I have written many times about the phrase "no kill" and what it means to me and the people in my circles. No kill is an animal sheltering philosophy in which healthy and treatable animals are not destroyed for space, for convenience or just because that is what has historically been done. Shelters which euthanize animals to alleviate suffering can still be no kill because they are doing what is ethical and right; no one would argue that animals should be kept alive if they are in pain or are so terribly injured that they simply cannot be saved. Shelters which destroy dogs who are genuinely dangerous for legal reasons related to public safety can also be no kill shelters. It is not reasonable to expect shelters to allow all dogs to be adopted out into our communities if those dogs may ultimately present a public safety risk and either injure or kill someone. I've dealt with legal cases about dog bite fatality attacks and they are both gruesome and preventable.

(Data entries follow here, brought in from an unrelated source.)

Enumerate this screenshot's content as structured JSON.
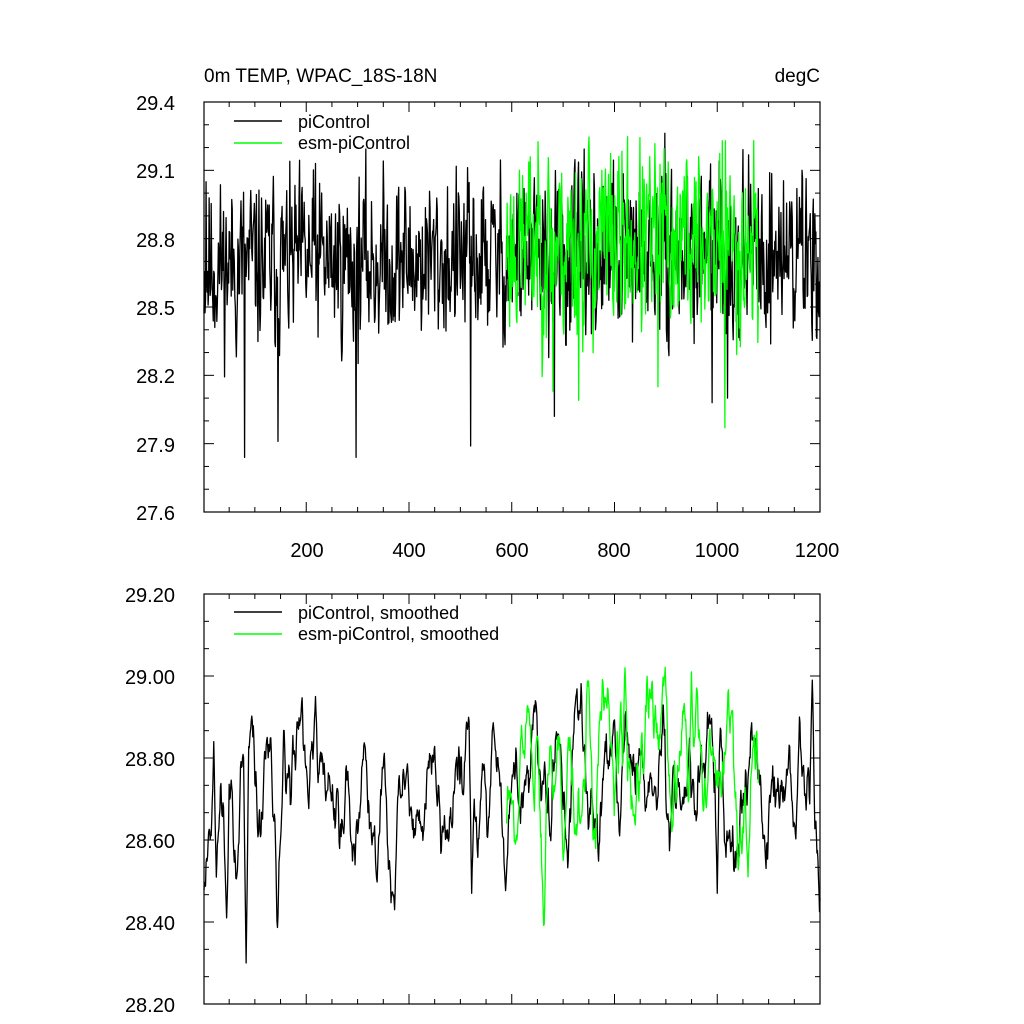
{
  "figure": {
    "title": "0m TEMP, WPAC_18S-18N",
    "units": "degC"
  },
  "chart_data": [
    {
      "type": "line",
      "name": "raw",
      "title": "0m TEMP, WPAC_18S-18N",
      "units": "degC",
      "xlabel": "",
      "ylabel": "",
      "xlim": [
        1,
        1200
      ],
      "ylim": [
        27.6,
        29.4
      ],
      "xticks": [
        200,
        400,
        600,
        800,
        1000,
        1200
      ],
      "xtick_labels": [
        "200",
        "400",
        "600",
        "800",
        "1000",
        "1200"
      ],
      "yticks": [
        27.6,
        27.9,
        28.2,
        28.5,
        28.8,
        29.1,
        29.4
      ],
      "ytick_labels": [
        "27.6",
        "27.9",
        "28.2",
        "28.5",
        "28.8",
        "29.1",
        "29.4"
      ],
      "legend_position": "top-left",
      "series": [
        {
          "name": "piControl",
          "color": "#000000",
          "x_start": 1,
          "x_end": 1200,
          "n": 1200,
          "mean": 28.72,
          "amplitude": 0.18,
          "trend": 0.06,
          "seed": 11,
          "dips": [
            [
              80,
              27.84
            ],
            [
              145,
              27.91
            ],
            [
              297,
              27.84
            ],
            [
              520,
              27.89
            ],
            [
              683,
              28.02
            ],
            [
              990,
              28.08
            ],
            [
              1020,
              28.1
            ],
            [
              1165,
              28.2
            ]
          ],
          "peaks": [
            [
              5,
              29.05
            ],
            [
              218,
              29.13
            ],
            [
              1080,
              29.02
            ],
            [
              1165,
              29.1
            ]
          ]
        },
        {
          "name": "esm-piControl",
          "color": "#00ff00",
          "x_start": 590,
          "x_end": 1080,
          "n": 490,
          "mean": 28.78,
          "amplitude": 0.2,
          "trend": 0.0,
          "seed": 23,
          "dips": [
            [
              680,
              28.13
            ],
            [
              730,
              28.09
            ],
            [
              885,
              28.15
            ],
            [
              1015,
              27.97
            ]
          ],
          "peaks": [
            [
              615,
              29.1
            ],
            [
              940,
              29.13
            ],
            [
              1010,
              29.23
            ]
          ]
        }
      ]
    },
    {
      "type": "line",
      "name": "smoothed",
      "title": "",
      "xlabel": "",
      "ylabel": "",
      "xlim": [
        1,
        1200
      ],
      "ylim": [
        28.2,
        29.2
      ],
      "xticks": [
        200,
        400,
        600,
        800,
        1000,
        1200
      ],
      "xtick_labels": [],
      "yticks": [
        28.2,
        28.4,
        28.6,
        28.8,
        29.0,
        29.2
      ],
      "ytick_labels": [
        "28.20",
        "28.40",
        "28.60",
        "28.80",
        "29.00",
        "29.20"
      ],
      "legend_position": "top-left",
      "series": [
        {
          "name": "piControl, smoothed",
          "color": "#000000",
          "x_start": 1,
          "x_end": 1200,
          "n": 1200,
          "mean": 28.72,
          "amplitude": 0.1,
          "trend": 0.08,
          "seed": 11,
          "smooth": 6,
          "dips": [
            [
              45,
              28.41
            ],
            [
              83,
              28.3
            ],
            [
              372,
              28.43
            ],
            [
              522,
              28.47
            ],
            [
              1000,
              28.47
            ]
          ],
          "peaks": [
            [
              20,
              28.84
            ],
            [
              218,
              28.95
            ],
            [
              1185,
              28.99
            ]
          ]
        },
        {
          "name": "esm-piControl, smoothed",
          "color": "#00ff00",
          "x_start": 590,
          "x_end": 1080,
          "n": 490,
          "mean": 28.78,
          "amplitude": 0.11,
          "trend": 0.0,
          "seed": 23,
          "smooth": 6,
          "dips": [
            [
              610,
              28.6
            ],
            [
              700,
              28.55
            ],
            [
              1060,
              28.51
            ]
          ],
          "peaks": [
            [
              820,
              29.02
            ],
            [
              950,
              29.01
            ]
          ]
        }
      ]
    }
  ]
}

Determining which dogs are actually dangerous is the tricky part. Although numerous dogs are destroyed in our nation’s animal shelters for behavioral issues which are categorized in a number of ways (fear, aggression, public safety and “high arousal”) experts have opined that shelter evaluations of dogs are no better than a coin toss and the number of dogs who are genuinely dangerous make up less than 1 percent of all shelter intake. Shelters are nothing at all like the homes or lives dogs may have known outside the shelter environment, even if that life was not good. As was stated in an article published by the National Canine Research Council:
Shelter evaluations may tell us as much or more about the effect of the shelter as they do about the individual dogs. Shelters are noisy, alien environments, filled with strange smells, unfamiliar people, and dogs they may hear, but not see. We should not be surprised that some dogs may... behave differently when confined in a shelter, with its barrage of stressors that the dog cannot control, than they will in the safe, secure, predictable environment of a home, cared for by people with whom they are able to form positive attachments.

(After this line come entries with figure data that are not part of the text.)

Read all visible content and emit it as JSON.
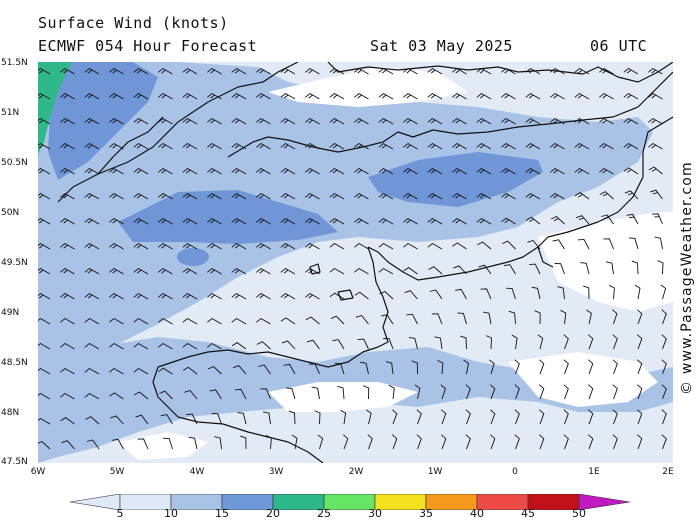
{
  "header": {
    "title": "Surface Wind (knots)",
    "model": "ECMWF 054 Hour Forecast",
    "date": "Sat 03 May 2025",
    "time": "06 UTC"
  },
  "credit": "© www.PassageWeather.com",
  "axes": {
    "lat_labels": [
      "51.5N",
      "51N",
      "50.5N",
      "50N",
      "49.5N",
      "49N",
      "48.5N",
      "48N",
      "47.5N"
    ],
    "lon_labels": [
      "6W",
      "5W",
      "4W",
      "3W",
      "2W",
      "1W",
      "0",
      "1E",
      "2E"
    ],
    "lon_range": [
      -6,
      2
    ],
    "lat_range": [
      47.5,
      51.5
    ]
  },
  "legend": {
    "labels": [
      "5",
      "10",
      "15",
      "20",
      "25",
      "30",
      "35",
      "40",
      "45",
      "50"
    ],
    "colors": [
      "#dfe8f6",
      "#a8c2e6",
      "#6f98da",
      "#2eb889",
      "#66e466",
      "#f2e11c",
      "#f59a1c",
      "#ee4a46",
      "#c2101a",
      "#c21ac2"
    ]
  },
  "fill_colors": {
    "sea_calm": "#e2eaf6",
    "band_10": "#a9c3e7",
    "band_15": "#7096d8",
    "band_20": "#2fb98a",
    "white": "#ffffff"
  },
  "wind_direction": "west to south-west over the Channel, northerly over France"
}
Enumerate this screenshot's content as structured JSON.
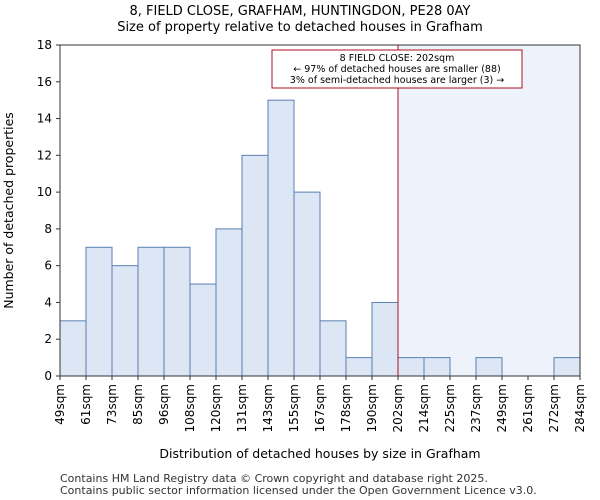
{
  "chart_data": {
    "type": "bar",
    "title": "8, FIELD CLOSE, GRAFHAM, HUNTINGDON, PE28 0AY",
    "subtitle": "Size of property relative to detached houses in Grafham",
    "xlabel": "Distribution of detached houses by size in Grafham",
    "ylabel": "Number of detached properties",
    "ylim": [
      0,
      18
    ],
    "yticks": [
      0,
      2,
      4,
      6,
      8,
      10,
      12,
      14,
      16,
      18
    ],
    "bin_edges": [
      "49sqm",
      "61sqm",
      "73sqm",
      "85sqm",
      "96sqm",
      "108sqm",
      "120sqm",
      "131sqm",
      "143sqm",
      "155sqm",
      "167sqm",
      "178sqm",
      "190sqm",
      "202sqm",
      "214sqm",
      "225sqm",
      "237sqm",
      "249sqm",
      "261sqm",
      "272sqm",
      "284sqm"
    ],
    "values": [
      3,
      7,
      6,
      7,
      7,
      5,
      8,
      12,
      15,
      10,
      3,
      1,
      4,
      1,
      1,
      0,
      1,
      0,
      0,
      1
    ],
    "marker": {
      "bin_index": 13,
      "lines": [
        "8 FIELD CLOSE: 202sqm",
        "← 97% of detached houses are smaller (88)",
        "3% of semi-detached houses are larger (3) →"
      ]
    },
    "colors": {
      "bar_fill": "#dce6f4",
      "bar_stroke": "#5a7fb5",
      "marker_line": "#aa1122",
      "highlight_bg": "#eef2fb"
    }
  },
  "footer": {
    "line1": "Contains HM Land Registry data © Crown copyright and database right 2025.",
    "line2": "Contains public sector information licensed under the Open Government Licence v3.0."
  }
}
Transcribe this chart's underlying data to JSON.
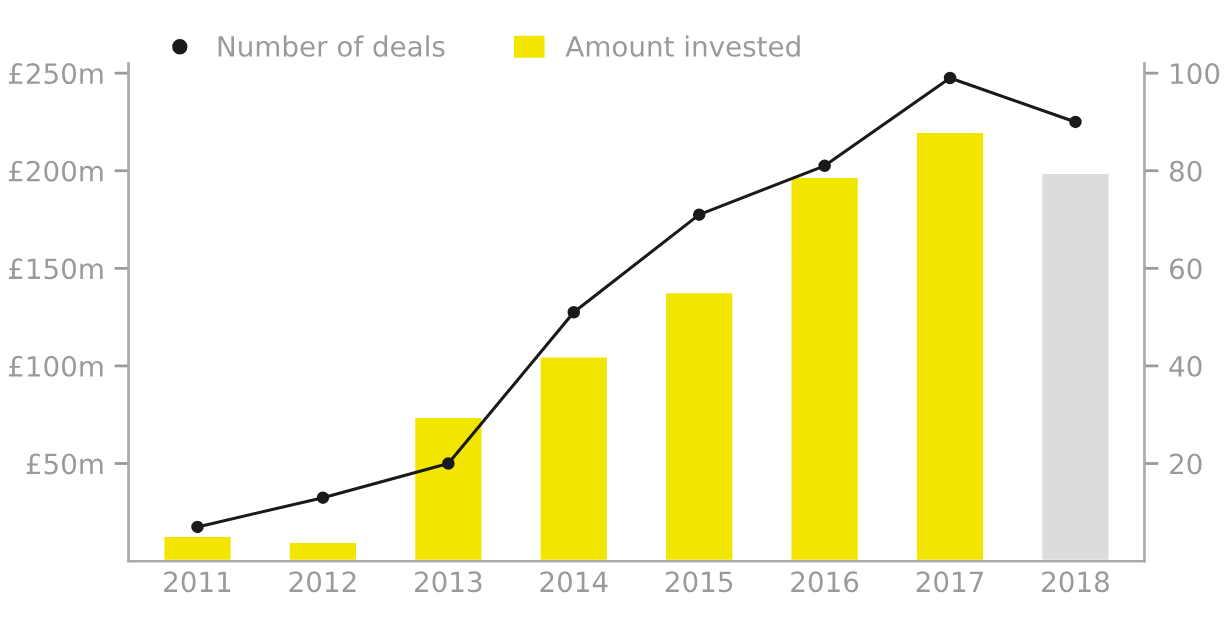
{
  "chart_data": {
    "type": "bar",
    "categories": [
      "2011",
      "2012",
      "2013",
      "2014",
      "2015",
      "2016",
      "2017",
      "2018"
    ],
    "series": [
      {
        "name": "Number of deals",
        "type": "line",
        "axis": "y2",
        "color": "#1a1a1a",
        "marker": "circle",
        "values": [
          7,
          13,
          20,
          51,
          71,
          81,
          99,
          90
        ]
      },
      {
        "name": "Amount invested",
        "color": "#f2e500",
        "colors": [
          "#f2e500",
          "#f2e500",
          "#f2e500",
          "#f2e500",
          "#f2e500",
          "#f2e500",
          "#f2e500",
          "#dcdcdc"
        ],
        "values": [
          13,
          10,
          74,
          105,
          138,
          197,
          220,
          199
        ]
      }
    ],
    "ylim": [
      0,
      255
    ],
    "yticks": [
      {
        "value": 50,
        "label": "£50m"
      },
      {
        "value": 100,
        "label": "£100m"
      },
      {
        "value": 150,
        "label": "£150m"
      },
      {
        "value": 200,
        "label": "£200m"
      },
      {
        "value": 250,
        "label": "£250m"
      }
    ],
    "y2lim": [
      0,
      102
    ],
    "y2ticks": [
      20,
      40,
      60,
      80,
      100
    ],
    "grid": false,
    "legend": "top"
  }
}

Even though I know about dogs being destroyed, I decided the time had come to volunteer at the shelter. I refused to volunteer for years during the period when large numbers of healthy and treatable animals were destroyed. My position was that I would no sooner volunteer at a kill shelter than I would work the production line at a chicken processing plant. Because the city has made a lot of progress - and because it is the city's position that it has not destroyed any dogs for space or convenience for four years - I decided the time had come to give it a shot. I have never given any value to the opinion of my many critics over the years who have professed that I am not allowed to have an opinion about what happens at the shelter unless I volunteer there (as if volunteering is the Golden Ticket to free speech). I can absolutely have an opinion about how tax dollars are spent, But I was spending less time on political advocacy locally so I told myself that I could spend some time volunteering instead.

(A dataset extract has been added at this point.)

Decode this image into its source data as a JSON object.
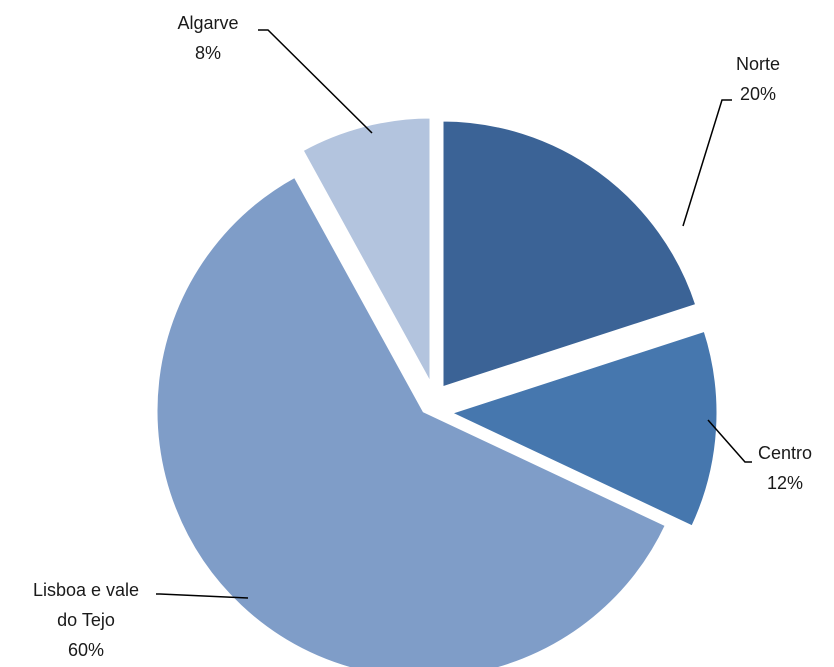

On Friday I met a dog named Lulu. I had seem images of her on social media used to help promote her on Valentine's Day. One was of her wearing beads and a headband with hearts on it; I remember thinking to myself that not many dogs would tolerate having that much "stuff" put on them and then actually sit still for photographs. I knew from contacts that Lulu had been showing signs of stress inside the shelter. On the day I met her, a volunteer had taken LuLu outside for a walk. I talked to Lulu, touched her, took some photos and recorded her walking nicely on a leash so I could make a short promotional video to help her get adopted. She was happy. She was calm.
I learned later that afternoon that she had lunged at her kennel door when meeting a potential adopter and had tried to bite a volunteer. I finished the video of her and shared it with others on Monday, hoping someone would see it and decide to adopt her or foster her. I was sure that if she could be introduced to someone not inside the shelter, but outside, she may have a chance to be placed. I've seen dogs who were incredibly stressed inside shelters change completely once they are no longer confined in that environment. One woman did offer to foster her. But it did not matter.
I found out today that Lulu was killed yesterday. Some of the words used to explain the decision were, "she had become unsafe" and "we were worried about her potential for harming people." I appreciate the fact that some dogs are broken and are unsafe. I do not think we can "save them all." I do think we can save almost all of them and that it takes a commitment to try everything before we give up. We need to look for every opportunity to keep the dogs who are struggling the most alive. A foster home. Housing the dog outside in a kennel for a few hours a day to get them out of the shelter building itself. Working with a contract behaviorist.
I have a hard time reconciling the image of the happy dog wearing beads and my memories of the dog walking calmly on a leash with a decision to end her life three days later.
Grief makes no sense. I will grieve for the dog named Lulu whom I just met not only because she is gone but because she represents so many other dogs just like her.
I'm sorry we failed you, Lulu. You were beautiful. You were smart. And this image of you is forever seared in my memory.